I tried to apply INT8bit quantization before FloatingPoint32bit Matrix Multiplication, then requantize accumulated INT32bit output to INT8bit. After all, I guess there's a couple of mix-ups somewhere in the process. I feel stuck in spotting those trouble spots.
data flow [Affine Quantization]:
input(fp32) -> quant(int8) ____\ matmul(int32) -> requant(int8) ->deq(fp32)
input(fp32) -> quant(int8) ----/
My Pseudo Code
INPUT(FP32) :
Embedded Words in Tensor (shape : [1, 4, 1024, 256]) A and B (B is the same as A)

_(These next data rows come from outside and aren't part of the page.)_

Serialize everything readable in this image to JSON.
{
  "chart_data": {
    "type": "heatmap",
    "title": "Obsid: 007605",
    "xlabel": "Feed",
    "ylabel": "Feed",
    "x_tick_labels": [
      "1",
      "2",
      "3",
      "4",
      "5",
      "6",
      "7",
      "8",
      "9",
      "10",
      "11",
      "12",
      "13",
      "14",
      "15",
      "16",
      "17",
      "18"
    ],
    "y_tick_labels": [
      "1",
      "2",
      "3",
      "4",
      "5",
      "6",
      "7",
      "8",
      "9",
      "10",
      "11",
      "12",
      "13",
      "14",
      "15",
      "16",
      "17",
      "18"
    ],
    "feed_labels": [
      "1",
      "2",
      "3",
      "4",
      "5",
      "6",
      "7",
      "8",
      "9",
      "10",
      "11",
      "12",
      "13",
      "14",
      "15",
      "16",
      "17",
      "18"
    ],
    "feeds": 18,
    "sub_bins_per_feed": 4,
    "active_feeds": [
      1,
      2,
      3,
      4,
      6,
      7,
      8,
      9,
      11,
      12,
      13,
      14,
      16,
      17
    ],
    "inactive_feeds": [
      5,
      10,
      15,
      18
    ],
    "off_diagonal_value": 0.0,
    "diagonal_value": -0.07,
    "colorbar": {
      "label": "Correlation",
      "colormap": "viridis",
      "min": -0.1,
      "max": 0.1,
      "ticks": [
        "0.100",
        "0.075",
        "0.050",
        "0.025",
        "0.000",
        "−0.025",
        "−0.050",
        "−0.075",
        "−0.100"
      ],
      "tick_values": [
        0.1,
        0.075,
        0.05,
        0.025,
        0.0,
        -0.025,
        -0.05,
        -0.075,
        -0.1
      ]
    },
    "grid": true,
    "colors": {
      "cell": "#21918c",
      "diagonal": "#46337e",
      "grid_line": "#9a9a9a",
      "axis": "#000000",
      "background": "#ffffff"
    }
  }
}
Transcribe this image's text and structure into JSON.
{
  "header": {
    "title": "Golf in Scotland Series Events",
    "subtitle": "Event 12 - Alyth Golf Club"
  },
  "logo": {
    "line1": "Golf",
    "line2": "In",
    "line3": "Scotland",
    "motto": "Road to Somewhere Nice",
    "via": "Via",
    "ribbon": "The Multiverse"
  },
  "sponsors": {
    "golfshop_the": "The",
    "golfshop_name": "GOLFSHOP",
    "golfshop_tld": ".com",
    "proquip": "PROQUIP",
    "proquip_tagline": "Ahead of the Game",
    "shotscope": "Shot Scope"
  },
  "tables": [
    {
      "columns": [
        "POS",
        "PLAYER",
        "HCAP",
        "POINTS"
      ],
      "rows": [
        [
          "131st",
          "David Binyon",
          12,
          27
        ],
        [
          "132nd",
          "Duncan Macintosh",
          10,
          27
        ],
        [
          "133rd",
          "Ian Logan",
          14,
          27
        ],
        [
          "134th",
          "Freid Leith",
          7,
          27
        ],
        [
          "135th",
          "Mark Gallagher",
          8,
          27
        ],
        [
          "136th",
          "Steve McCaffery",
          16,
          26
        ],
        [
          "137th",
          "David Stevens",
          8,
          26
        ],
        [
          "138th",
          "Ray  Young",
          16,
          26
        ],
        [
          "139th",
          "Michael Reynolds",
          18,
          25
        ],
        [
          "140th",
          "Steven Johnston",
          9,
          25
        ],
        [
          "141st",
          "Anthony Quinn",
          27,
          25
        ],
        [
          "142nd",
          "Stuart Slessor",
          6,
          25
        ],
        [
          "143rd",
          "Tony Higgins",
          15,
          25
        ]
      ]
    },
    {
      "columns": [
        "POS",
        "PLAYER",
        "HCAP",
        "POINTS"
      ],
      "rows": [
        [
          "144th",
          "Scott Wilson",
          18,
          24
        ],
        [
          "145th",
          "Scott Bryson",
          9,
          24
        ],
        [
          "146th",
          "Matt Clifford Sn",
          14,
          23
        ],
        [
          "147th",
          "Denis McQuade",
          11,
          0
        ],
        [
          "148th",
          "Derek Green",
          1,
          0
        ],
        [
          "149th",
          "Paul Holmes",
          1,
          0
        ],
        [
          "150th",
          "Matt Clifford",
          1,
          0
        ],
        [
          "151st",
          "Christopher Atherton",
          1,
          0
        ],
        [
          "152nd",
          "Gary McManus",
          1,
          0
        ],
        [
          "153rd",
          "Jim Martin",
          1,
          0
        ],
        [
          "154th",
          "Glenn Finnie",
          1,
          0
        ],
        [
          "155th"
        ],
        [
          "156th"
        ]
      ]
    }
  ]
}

input A(=B) : enter image description here
EXPECTING OUTPUT(FP32) :
Embedded Words in Tensor (shape : [1, 4, 1024, 1024]) AB(after matrix multiplication to itself)
do while(true):
# convert A and B of FP32 into INT8
A_zero_offset = torch.empty(A.shape)
A_zero_offset = torch.zeros_like(A_zero_offset) # offset to be zero **[Question1]**
scale = 255 / (torch.max(A) - torch.min(B)) # 2^8 - 1 = 255
A_quantized = np.round((A - A_zero_offset) * scale)
# likewise
B_quantized = A_quantized
AB = A_quantized.matmul(B_quantized.transpose(-1, -2))
# now accumulated datatype is INT32
AB_offset = torch.empty(AB.shape)
AB_offset = AB_offset.new_full(AB.shape, torch.min(AB)) # offset to be AB's min element **[Question 1]**
scale_AB = 255 / (torch.max(AB) - torch.min(AB)) **[Question 2]**
AB_requantized = np.round((AB - AB_offset) * scale_AB)
# dequantize AB(INT8 at the status quo) into FP32
**[Question 3]**
[Question 1] : does it make sense to set A's offset to be zero and AB's to be min(AB)?
[Question 2] : What operation should I follow with the scale calculation, "max(AB) - min(AB)" or any otherwise method?
[Question 3] : After all, what operation do I have to follow especially with the scale and offset calculation when to dequantize the result into FP32?